Angela Lansbury, Star of Film, Stage and ‘Murder, She Wrote
Entertainment News

Angela Lansbury, Star of Film, Stage and ‘Murder, She Wrote

Angela Lansbury, a formidable actress who captivated Hollywood in her youth, became a Broadway musical sensation in middle age and then drew millions of fans as a widowed mystery writer on the long-running television series “Murder, She Wrote,” died on Tuesday at her home in Los Angeles. She was 96.

Her death was announced in a statement by her family.

Ms. Lansbury was the winner of five competitive Tony Awards for her starring performances on the New York stage, from “Mame” in 1966 to “Blithe Spirit” in 2009, when she was 83, a testament to her extraordinary stamina. She also received a special Tony for lifetime achievement at this year’s ceremony. Yet she appeared on Broadway only from time to time over a seven-decade career in film, theater and television in which there were also years when nothing seemed to be coming up roses.

The English-born daughter of an Irish actress, she was just 18 when she landed her first movie role, as Charles Boyer’s cheeky Cockney servant in the thriller “Gaslight” (1944), a precocious debut that brought her a contract with MGM and an Academy Award nomination for best supporting actress. She received a second Oscar nomination in 1946, for her supporting performance as a dance-hall girl in “The Picture of Dorian Gray.”

It was a giddy start for a young woman who at 14 had fled wartime London with her mother and had only recently graduated from New York’s Feagin School of Dramatic Art. Ms. Lansbury imagined she might have a future as a leading lady, but, she said in a New York Times interview in 2009, she was not comfortable trying to climb that ladder.

“I wasn’t very good at being a starlet,” she said. “I didn’t want to pose for cheesecake photos and that kind of thing.”

It might also have been a matter of bones. Her full, round face was not well suited for the dramatic lighting of the time, which favored the more angular looks of stars like Lauren Bacall and Katharine Hepburn. In any event, she appeared in many a forgettable film before breaking out as the glamorous, madcap aunt in “Mame” on Broadway.

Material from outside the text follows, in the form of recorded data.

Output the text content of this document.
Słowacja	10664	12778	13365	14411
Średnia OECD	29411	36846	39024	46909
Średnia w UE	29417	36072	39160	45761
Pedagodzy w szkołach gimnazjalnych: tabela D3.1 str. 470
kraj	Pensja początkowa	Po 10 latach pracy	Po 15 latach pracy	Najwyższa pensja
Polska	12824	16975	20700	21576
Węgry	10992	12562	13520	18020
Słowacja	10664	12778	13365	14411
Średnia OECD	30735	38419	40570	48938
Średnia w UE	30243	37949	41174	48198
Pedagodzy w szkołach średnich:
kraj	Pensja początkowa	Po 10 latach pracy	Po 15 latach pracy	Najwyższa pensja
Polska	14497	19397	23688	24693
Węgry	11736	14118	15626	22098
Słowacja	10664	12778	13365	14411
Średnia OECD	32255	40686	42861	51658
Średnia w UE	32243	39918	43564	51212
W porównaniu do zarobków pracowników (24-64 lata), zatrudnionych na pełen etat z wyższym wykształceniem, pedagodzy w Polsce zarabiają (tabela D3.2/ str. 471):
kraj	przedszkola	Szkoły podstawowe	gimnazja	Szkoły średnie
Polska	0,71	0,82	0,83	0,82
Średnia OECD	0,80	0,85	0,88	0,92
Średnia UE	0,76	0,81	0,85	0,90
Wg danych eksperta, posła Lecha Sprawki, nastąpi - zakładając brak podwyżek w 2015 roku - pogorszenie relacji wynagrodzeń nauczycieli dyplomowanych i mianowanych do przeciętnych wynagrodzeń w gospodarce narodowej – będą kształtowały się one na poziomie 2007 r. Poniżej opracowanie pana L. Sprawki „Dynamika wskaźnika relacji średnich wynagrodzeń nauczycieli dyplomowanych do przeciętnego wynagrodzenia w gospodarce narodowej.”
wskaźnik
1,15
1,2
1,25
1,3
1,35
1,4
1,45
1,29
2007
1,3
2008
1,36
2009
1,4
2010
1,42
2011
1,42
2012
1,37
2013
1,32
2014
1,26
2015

MGM regularly cast her as an older woman, or a nasty one. Of the 11 movies she made after “Dorian Gray,” perhaps her most notable role was in “State of the Union” (1948), with Ms. Hepburn and Spencer Tracy, in which she played a newspaper magnate trying to get her married lover elected president.

With the expiration of her MGM contract in 1951, Ms. Lansbury joined the national touring productions of two stage plays, “Remains to Be Seen” and “Affairs of State.” But when she returned to the movies as a freelance actress, she again found herself cast as either of two types: as she put it, “bitches on wheels and people’s mothers.”

She was Elvis Presley’s possessive mother in “Blue Hawaii” (1961). She was Laurence Harvey’s sinister mother in “The Manchurian Candidate” (1962), a role that won her a third supporting actress Oscar nomination. (Though she was only three years Mr. Harvey’s senior, her maternal authority was entirely convincing when she told him, “You are to shoot the presidential nominee through the head.”) She played a woman who kills her husband in “Please Murder Me” (1956) and an overbearing mother in “The Reluctant Debutante” (1958). And so it went.